The point I come back to is this is a very contrary thing for people of liberal bent to assimilate. The addict is making a conscious choice about their future. This to the libertarian mind is A Very Good Thing. However the consequences of this act are essentially aesetic - it is an act of denial. This, to a libertarian mind is A Very Bad Thing. So you end up with a huge level of cognitive dissonance and the only way the libertarian mind can rationalise it is to conclude that the addict isn't really making the choice
properly. They're making
the wrong choice, so they must be doing so for the wrong reasons or in the wrong way... But a true libertarian would say they have an equal right to make the wrong choices, because nobody has the right to tell people whether their choices are good or bad, as long nobody else gets hurt. And thus you get the kind of reaction here, were people talk about 'mutilation' and accuse them of not being of sound mind.
As a psychologist, it's fascinating. It's a classic example of cognitive dissonance in action.
The first fact is this - nobody has the right to tell any other adult what they can or can not do with their bodies, provided no other person is immediately harmed. That is the basis of many laws, from abortion through to assisted suicide, from getting a tattoo to what clothes you can wear.

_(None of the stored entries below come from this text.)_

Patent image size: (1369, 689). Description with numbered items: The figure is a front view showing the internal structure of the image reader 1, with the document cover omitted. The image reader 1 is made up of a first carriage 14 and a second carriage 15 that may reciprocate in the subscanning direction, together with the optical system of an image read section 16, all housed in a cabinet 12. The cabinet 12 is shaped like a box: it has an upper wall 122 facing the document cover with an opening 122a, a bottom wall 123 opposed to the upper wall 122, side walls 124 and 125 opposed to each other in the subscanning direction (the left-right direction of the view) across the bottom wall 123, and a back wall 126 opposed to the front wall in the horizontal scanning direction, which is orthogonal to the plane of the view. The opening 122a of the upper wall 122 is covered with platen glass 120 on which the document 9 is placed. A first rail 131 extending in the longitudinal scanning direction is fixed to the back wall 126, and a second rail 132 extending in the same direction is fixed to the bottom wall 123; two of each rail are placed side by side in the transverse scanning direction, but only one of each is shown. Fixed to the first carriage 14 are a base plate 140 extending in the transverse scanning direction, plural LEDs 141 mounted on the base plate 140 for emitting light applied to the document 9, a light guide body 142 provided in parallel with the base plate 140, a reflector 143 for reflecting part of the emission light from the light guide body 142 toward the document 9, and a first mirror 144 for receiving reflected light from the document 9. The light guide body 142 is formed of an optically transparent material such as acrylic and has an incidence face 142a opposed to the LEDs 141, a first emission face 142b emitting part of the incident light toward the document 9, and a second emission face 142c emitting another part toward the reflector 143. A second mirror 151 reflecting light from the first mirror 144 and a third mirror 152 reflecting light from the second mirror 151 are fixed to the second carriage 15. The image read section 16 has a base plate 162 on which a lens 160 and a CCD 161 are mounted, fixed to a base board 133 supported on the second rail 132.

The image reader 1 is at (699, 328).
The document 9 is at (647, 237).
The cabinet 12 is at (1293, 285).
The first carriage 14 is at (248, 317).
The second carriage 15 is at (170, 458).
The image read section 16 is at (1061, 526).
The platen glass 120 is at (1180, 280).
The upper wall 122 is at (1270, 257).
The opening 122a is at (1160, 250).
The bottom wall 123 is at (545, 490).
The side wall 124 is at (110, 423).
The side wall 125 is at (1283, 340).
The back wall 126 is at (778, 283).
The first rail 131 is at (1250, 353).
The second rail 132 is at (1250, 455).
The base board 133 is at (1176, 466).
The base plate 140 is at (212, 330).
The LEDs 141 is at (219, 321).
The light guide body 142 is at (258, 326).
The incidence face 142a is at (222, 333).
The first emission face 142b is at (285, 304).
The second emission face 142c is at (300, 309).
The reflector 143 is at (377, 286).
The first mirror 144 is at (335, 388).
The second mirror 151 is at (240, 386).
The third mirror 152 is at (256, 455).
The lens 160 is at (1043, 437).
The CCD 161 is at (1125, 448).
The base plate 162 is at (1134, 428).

The law recognises being under the influence of drugs as being enough to cause a person to lose the right to freedom of choice but not the state of addiction per se. As long as the addict is rational in the eyes of law when they sign the papers agreeing to the deal, nobody else has any right to judge it. This is the essence of personal choice under the law.
The second fact is this - the addicts could do what the charity is paying them to do without being paid, and nobody would
or indeed could object. In fact, many people would find it laudible, a sign that the addict had recognised the depth of their condition and was at least taking some steps - however drastic -to limit the harm that might do. But because some bunch of yank inspired neocon nutjobs actually want to reward them in cash for doing it, suddenly it's the next worst thing to The Final Solution.
There is nothing so funny as libertarians faced with something that makes them want to act in a very conservative way. Especially when what's doing it is a bunch of conservatives doing something which is essentially libertarian.
They can do this if they want to. Nobody has the right to stop them. This is not facism, it's the very opposite of it.